Apapun ceritanya, mestinya saat itu “akal-akalan” ini harus diusut dan dipertanggungjawabkan ke hadapan publik. Apalagi melihat dampaknya, dimana dengan mudah harapan Global TV sebagai televisi Islam pupus bahkan berganti menjadi siaran yang jauh dari nilai-nilai Islam. Lucunya, Departemen Komunikasi dan Informasi (Kominfo) seperti berkelit. Usulan pencabutan terhadap izin Global TV—karena dinilai disalahgunakan—menurut Dirjen Sarana Komunikasi dan Diseminasi Informasi Depkominfo Gde Widyatnyana Merati saat itu, harus melalui putusan pengadilan. Padahal, tinggal diusut. Jika benar tayangannya selama ini menyalahi izin semula, semestinya tinggal dicabut. Apa susahnya.

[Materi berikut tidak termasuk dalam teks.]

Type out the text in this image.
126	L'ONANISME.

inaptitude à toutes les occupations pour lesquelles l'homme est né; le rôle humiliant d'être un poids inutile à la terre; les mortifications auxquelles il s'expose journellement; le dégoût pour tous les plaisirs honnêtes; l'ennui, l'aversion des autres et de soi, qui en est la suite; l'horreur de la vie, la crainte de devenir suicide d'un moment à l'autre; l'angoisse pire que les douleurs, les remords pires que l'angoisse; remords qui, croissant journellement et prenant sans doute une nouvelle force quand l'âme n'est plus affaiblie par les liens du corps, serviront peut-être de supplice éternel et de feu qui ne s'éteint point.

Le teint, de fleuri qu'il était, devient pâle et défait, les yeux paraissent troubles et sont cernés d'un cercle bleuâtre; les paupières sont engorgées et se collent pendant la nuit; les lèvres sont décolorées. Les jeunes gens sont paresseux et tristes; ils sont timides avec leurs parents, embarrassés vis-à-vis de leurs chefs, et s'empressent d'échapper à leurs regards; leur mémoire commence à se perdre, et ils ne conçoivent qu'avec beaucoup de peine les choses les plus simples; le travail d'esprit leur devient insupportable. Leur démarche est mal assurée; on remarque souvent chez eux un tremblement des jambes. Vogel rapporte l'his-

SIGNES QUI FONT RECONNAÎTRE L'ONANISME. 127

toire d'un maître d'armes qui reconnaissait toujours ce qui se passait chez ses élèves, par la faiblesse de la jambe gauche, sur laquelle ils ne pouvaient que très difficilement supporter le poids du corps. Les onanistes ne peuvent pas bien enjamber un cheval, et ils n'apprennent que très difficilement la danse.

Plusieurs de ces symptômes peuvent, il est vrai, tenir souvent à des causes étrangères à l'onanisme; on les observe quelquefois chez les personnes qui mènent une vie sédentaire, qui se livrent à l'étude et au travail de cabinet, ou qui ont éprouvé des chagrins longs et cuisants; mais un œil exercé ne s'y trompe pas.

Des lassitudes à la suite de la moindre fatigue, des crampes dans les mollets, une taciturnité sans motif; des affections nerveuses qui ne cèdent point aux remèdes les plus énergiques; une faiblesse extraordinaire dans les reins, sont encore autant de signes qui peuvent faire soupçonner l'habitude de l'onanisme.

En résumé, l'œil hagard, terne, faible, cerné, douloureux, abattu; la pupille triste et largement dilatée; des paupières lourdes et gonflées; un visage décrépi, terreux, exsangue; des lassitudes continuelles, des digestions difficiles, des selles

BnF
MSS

Jika ada penyimpangan dalam pemberian izin frekuensi Global TV, menurut Ade Armando dari KPI, maka frekuensi tersebut harus dikembalikan pada negara. Lalu negara menawarkannya kembali pada publik. Dalam hal ini, kita berharap, izin prinsip dan frekuensi Global TV, dikembalikan kepada umat Islam. Karena, sejatinya ia adalah milik dan aset umat yang pernah diusung melalui IIFTIHAR.
Kaum Muslimin harus menjadikan pelajaran pahit ini tidak terulang lagi. Kesungguhan dan tanggung jawab terhadap umat dalam menghadirkan TV Islam semestinya tidak dimainkan apalagi hanya untuk kepentingan sesaat.
“Dan orang-orang yang bersungguh-sungguh (berjihad) untuk (mencari keridhaan) Kami, benar-benar akan Kami tunjukkan kepada mereka jalan-jalan Kami. Dan sesungguhnya Allah benar-benar beserta orang-orang yang berbuat baik,” (QS Al Ankabuut: 69).